Nothing. There was nothing.
But. . . . .
He could still feel the power, the heat of it temptingly within reach, but the desire for it was gone, drowned in sorrow.
He turned his head and saw nothing but gloom in shades of dark gray. But there was. . . . . a presence. A memory.
Obi-Wan.
Qui-Gon's random half-coherent thoughts stopped in confusion. The presence and the memory did not match, clashing in a headache-inducing double image. He floated in the dark, disconnected from anything, until the fragments settled, drifting downward into a familiar reality.
A soft pillow cradled his head. Under him. The curved dark ceiling above no longer seemed to be pressing in on him. And nearby, on the same sleeping surface. . . . .
Obi-Wan.
He only saw a dark outline, recognizable as a head, a familiar profile, and nothing more.

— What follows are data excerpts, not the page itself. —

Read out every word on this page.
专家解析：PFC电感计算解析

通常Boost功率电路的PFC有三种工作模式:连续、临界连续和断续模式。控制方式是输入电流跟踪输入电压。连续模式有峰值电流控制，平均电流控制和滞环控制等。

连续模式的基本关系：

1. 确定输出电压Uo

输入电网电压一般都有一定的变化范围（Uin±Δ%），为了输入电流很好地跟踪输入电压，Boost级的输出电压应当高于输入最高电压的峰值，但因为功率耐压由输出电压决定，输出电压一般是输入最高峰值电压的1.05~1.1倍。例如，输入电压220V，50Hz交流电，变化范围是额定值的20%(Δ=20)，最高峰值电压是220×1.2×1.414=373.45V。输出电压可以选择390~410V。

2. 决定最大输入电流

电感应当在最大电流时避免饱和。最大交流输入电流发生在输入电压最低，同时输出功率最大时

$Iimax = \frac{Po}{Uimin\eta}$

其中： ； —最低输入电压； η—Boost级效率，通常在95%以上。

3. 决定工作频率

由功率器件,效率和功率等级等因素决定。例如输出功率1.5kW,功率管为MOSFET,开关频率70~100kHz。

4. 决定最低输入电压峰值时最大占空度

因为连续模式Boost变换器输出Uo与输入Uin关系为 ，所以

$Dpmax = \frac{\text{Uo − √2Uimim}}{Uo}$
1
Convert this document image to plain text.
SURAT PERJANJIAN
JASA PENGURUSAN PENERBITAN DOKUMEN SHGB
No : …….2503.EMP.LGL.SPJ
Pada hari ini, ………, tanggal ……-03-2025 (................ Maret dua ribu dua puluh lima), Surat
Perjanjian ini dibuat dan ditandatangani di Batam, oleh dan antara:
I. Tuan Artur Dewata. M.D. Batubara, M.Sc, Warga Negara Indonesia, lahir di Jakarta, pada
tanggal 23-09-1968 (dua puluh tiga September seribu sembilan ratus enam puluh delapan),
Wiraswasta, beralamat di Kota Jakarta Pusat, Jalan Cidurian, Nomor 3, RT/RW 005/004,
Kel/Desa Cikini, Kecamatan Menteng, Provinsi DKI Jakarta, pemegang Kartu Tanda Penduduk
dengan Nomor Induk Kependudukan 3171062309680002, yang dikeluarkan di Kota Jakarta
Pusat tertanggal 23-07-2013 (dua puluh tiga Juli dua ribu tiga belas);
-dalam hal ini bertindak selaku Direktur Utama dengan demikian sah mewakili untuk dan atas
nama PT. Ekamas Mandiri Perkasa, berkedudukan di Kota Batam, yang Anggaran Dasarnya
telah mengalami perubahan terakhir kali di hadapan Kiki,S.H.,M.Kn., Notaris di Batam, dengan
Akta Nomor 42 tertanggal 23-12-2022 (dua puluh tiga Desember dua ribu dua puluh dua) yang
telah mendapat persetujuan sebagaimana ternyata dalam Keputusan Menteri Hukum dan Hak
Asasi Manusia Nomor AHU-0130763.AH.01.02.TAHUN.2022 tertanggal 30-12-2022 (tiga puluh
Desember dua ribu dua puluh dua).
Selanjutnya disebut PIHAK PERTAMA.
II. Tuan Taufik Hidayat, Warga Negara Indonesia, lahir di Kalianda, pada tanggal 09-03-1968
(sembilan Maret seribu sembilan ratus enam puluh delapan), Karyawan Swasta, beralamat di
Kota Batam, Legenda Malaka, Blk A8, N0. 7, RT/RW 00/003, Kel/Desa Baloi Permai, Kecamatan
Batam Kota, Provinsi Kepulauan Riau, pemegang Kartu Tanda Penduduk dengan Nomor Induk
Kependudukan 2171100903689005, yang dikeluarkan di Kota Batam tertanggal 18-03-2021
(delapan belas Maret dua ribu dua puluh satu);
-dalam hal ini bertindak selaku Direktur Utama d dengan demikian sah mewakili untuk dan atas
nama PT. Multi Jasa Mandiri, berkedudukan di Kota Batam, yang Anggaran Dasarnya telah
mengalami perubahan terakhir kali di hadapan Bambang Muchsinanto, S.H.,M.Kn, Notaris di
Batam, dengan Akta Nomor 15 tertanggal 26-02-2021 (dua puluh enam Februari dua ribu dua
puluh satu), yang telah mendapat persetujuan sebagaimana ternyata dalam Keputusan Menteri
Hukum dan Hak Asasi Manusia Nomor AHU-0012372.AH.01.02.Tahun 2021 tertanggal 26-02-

But he saw his apprentice's presence like a blue after-image in the Force, quiescent but still pulsing with youth and life. Clear and distinct and familiar.
He slid his arm outward until his fingertips touched warm skin, Obi-Wan's hand.
Qui-Gon knew he was sick, but he would recover. He closed his eyes, a darker shade of dark against the persistent dizziness. It would pass.
In the Force, he could feel Obi-Wan's heart, and his own, beating together.